Most digital agencies use some variation on that approach. What you probably _will_ find, though, is a lot of variation in the formal structure around those two groups. Sometimes, both roles are considered part of the "creative" department, but in other places, "creative" just means visual/graphic design, and "information architecture" (or "user experience" or whatever you want to call it) is a totally separate group.

That's not to say that there aren't a lot of very talented people who handle both aspects very well--there are. The division generally comes about for two reasons:

1) Most people are generally better at one, or the other, and it's better all around for them to focus on getting really good at that one thing, rather than pretty good at both

and

2) Most projects are large enough that the division of labor makes sense--it's not realistic to ask someone to generate a comprehensive set of wireframes/task flows _and_ an overall visual design, all at once. (And they almost always need to overlap.)
posted by LairBob at 4:29 PM on December 30, 2007


As always, it's a little more complicated.
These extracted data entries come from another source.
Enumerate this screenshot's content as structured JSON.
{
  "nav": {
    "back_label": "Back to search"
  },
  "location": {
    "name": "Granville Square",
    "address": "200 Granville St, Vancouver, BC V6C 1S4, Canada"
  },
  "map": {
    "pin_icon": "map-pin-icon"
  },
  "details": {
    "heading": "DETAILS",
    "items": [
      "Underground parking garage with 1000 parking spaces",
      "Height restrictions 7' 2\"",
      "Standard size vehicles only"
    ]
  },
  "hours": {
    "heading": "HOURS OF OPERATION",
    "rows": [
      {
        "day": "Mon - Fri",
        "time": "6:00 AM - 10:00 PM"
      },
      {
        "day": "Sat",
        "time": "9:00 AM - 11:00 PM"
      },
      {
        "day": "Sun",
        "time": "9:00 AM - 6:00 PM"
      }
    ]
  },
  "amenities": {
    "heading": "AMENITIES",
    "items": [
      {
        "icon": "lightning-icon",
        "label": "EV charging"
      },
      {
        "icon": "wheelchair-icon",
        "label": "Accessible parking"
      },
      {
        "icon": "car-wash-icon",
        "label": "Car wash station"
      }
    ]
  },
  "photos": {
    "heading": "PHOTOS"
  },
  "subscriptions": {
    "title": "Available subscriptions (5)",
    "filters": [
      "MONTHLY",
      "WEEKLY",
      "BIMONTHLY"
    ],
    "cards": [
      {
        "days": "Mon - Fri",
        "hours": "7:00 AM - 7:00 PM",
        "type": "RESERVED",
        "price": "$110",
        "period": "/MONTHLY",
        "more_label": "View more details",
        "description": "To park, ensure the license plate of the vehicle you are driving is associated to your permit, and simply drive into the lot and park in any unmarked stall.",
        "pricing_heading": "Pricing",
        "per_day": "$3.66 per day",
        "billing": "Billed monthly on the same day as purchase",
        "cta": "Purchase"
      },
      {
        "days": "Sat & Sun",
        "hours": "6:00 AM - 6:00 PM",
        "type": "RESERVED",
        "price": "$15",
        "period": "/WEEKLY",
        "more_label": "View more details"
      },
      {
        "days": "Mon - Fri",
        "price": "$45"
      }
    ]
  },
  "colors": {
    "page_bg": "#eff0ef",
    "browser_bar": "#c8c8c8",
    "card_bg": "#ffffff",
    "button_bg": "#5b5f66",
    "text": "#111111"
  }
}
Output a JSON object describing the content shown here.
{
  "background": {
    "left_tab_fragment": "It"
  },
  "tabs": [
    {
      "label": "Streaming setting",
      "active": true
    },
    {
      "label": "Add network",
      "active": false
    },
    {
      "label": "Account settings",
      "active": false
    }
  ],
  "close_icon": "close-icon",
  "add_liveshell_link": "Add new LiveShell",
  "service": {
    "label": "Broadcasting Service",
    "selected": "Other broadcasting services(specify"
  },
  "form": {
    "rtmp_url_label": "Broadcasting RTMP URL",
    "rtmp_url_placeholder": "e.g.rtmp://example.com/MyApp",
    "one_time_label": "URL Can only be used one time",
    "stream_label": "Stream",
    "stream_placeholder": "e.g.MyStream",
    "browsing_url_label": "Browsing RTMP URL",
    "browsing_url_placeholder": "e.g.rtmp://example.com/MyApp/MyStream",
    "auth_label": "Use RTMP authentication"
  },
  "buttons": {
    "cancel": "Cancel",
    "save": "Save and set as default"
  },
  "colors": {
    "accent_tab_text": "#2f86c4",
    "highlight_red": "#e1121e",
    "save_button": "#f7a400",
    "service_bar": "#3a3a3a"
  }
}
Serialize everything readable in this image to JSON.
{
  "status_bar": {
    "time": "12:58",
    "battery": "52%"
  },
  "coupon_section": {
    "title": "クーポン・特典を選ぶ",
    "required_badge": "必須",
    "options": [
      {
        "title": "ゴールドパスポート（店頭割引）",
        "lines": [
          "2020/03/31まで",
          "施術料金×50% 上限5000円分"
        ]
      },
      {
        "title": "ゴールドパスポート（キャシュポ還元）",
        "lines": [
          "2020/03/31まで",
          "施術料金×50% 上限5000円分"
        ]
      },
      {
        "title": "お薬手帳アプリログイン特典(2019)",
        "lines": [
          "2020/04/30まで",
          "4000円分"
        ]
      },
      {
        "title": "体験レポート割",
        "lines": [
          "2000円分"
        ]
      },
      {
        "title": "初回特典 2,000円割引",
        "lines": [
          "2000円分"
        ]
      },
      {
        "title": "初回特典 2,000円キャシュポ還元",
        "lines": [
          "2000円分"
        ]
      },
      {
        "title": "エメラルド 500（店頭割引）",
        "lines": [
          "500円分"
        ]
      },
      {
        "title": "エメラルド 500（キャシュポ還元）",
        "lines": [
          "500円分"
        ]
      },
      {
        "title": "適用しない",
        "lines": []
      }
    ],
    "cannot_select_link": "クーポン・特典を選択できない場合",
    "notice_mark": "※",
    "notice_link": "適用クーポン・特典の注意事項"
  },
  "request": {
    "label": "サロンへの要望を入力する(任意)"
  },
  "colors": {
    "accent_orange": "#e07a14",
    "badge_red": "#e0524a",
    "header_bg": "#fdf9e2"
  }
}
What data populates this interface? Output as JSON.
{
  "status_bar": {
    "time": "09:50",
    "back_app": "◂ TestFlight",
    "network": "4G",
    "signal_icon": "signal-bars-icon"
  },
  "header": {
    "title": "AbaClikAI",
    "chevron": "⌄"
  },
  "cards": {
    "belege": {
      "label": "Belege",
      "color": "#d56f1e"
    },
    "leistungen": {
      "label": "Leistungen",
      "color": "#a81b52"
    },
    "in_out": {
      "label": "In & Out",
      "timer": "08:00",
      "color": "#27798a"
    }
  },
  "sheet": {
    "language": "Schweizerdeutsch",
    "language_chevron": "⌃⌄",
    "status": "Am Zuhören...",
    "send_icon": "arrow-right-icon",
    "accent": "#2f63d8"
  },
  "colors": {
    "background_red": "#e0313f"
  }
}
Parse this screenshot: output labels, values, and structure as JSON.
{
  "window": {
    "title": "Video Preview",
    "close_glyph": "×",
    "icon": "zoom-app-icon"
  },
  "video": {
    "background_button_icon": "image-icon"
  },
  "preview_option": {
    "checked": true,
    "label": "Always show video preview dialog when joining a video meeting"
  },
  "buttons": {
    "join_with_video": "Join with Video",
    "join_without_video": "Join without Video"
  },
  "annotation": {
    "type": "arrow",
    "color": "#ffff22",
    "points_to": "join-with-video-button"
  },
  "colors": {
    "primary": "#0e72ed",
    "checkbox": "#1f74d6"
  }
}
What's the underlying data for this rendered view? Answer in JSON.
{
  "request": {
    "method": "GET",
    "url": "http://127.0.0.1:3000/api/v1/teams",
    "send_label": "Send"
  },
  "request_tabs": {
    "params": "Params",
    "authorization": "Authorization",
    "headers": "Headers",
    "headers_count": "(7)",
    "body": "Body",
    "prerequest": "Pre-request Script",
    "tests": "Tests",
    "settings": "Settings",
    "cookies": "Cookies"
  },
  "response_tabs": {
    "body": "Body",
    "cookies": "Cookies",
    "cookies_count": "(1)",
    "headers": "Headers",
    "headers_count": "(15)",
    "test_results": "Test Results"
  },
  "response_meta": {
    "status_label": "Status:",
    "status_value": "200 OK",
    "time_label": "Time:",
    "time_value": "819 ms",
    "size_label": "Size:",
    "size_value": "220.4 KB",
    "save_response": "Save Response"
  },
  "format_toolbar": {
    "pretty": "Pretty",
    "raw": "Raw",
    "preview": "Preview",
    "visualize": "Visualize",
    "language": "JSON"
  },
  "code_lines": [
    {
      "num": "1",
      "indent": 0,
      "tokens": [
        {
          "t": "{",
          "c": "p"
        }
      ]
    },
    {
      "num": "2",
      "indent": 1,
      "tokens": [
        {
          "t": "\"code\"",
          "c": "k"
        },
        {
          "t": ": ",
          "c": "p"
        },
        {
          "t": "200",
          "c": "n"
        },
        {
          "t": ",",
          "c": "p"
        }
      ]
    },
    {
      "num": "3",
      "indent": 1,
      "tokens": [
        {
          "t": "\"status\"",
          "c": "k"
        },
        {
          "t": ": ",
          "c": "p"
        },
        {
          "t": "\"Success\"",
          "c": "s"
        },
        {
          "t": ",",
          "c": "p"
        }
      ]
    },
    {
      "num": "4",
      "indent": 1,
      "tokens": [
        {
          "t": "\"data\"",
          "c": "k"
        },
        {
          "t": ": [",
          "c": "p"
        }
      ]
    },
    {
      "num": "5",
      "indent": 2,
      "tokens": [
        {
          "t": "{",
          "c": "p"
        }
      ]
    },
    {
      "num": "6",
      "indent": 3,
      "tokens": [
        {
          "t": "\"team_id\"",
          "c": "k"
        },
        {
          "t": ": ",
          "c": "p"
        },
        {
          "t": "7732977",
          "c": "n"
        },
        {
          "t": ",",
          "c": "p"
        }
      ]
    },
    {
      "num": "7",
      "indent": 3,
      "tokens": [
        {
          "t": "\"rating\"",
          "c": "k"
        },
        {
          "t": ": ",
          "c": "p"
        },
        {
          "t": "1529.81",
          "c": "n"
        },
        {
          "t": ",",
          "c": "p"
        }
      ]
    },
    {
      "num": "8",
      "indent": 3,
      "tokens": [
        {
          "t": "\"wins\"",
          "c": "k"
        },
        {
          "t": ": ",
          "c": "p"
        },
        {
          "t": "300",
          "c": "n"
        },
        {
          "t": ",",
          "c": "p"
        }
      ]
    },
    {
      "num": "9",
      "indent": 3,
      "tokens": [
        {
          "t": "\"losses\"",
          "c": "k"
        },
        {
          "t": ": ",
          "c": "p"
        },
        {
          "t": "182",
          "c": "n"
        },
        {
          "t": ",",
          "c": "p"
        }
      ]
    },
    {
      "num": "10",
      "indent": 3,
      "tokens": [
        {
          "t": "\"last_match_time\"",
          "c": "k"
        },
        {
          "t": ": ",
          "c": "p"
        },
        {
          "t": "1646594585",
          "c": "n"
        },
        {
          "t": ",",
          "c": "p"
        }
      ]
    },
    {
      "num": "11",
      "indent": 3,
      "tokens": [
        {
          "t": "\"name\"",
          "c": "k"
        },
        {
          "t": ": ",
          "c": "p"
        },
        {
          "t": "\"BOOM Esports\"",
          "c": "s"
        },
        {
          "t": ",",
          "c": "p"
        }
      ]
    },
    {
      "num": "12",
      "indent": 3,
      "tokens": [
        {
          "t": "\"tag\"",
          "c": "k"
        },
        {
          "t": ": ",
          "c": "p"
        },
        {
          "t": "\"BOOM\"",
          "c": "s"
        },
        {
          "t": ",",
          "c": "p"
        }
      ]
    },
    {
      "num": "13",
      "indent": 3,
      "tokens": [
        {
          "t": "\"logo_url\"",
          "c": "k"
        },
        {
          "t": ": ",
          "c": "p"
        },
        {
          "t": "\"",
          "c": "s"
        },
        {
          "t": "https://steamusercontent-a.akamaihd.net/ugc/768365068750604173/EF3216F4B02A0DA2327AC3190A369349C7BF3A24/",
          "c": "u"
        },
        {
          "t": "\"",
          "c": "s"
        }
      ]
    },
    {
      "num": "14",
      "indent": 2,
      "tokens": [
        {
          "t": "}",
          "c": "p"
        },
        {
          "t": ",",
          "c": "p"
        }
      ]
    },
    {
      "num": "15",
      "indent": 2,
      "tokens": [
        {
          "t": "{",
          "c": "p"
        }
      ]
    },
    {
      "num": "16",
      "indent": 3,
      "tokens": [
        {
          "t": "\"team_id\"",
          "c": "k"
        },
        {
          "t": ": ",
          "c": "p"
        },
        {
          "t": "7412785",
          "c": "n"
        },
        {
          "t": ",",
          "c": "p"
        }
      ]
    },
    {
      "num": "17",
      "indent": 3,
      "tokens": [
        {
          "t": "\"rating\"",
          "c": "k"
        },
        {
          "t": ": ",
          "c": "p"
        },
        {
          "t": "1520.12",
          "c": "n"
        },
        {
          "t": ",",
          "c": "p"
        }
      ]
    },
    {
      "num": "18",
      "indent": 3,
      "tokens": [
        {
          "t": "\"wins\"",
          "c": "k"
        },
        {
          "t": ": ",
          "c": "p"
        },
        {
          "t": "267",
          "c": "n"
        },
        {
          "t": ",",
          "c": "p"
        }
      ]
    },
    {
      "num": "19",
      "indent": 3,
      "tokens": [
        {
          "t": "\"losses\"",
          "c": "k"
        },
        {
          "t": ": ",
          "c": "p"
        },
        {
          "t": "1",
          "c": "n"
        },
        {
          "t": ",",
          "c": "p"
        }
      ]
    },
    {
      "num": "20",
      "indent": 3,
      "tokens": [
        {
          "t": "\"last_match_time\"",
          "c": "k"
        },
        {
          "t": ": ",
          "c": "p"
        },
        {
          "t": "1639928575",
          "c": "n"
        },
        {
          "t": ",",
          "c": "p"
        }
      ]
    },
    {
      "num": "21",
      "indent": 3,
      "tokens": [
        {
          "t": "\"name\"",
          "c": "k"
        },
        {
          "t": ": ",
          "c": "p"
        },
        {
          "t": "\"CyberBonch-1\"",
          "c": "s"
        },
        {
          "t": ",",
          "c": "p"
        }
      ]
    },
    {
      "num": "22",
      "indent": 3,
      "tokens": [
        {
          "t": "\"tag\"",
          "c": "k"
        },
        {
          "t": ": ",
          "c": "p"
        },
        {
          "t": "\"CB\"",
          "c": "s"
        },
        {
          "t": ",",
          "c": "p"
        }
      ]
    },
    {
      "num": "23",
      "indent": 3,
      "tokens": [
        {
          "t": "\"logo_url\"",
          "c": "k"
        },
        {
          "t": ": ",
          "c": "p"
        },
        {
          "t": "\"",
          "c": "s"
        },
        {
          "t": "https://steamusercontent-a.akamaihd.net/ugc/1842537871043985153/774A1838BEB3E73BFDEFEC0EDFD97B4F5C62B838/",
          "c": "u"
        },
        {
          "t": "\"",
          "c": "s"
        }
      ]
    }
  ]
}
Do you need a graphic design background? No. Does it help? Yes.

Two things to remember:

1) You'll be working with designers. These are visual people. Not the greatest communicators. The more you can speak their language, the better.

2) Generally, the people who will hire you have a design background. Design is a bit of a cult and designers tend to think better of fellow designers than non-designers, and therefore prefer candidates have some design experience, even if it's not directly related to the position.

My advice: don't worry about a design degree, but do what you can (take classes, participate in AIGA events, etc.) to gain a sensitivity for design. Then play that up during interviews.
posted by ochenk at 4:30 PM on December 30, 2007


I've been an IA/IxD for the last 7+ years. Worked at agencies almost exclusively. For the first time in my career, I do not work in the Creative department but a separate area for IA, Analysts and Planners.

It always helps to know at least a little about the work your teammates do--so yeah, have a basic grasp of visual design but don't worry if you can barely use photoshop or whomp up a bitchin' grid system. You'll also want to get account management, project management, tech, etc. in similar ways.

If you sense that an interviewer or company expects you to be a graphic/visual designer, then run, run for the hills. Design is, ultimately, problem solving--this is the skillset you should be showcasing and what a company should be looking for.
posted by gsh at 4:48 PM on December 30, 2007


My husband is an IA and uses both Visio and another program called Acture. He is artistic, but the things he makes as part of his job are line drawings, not crazysexycool renderings.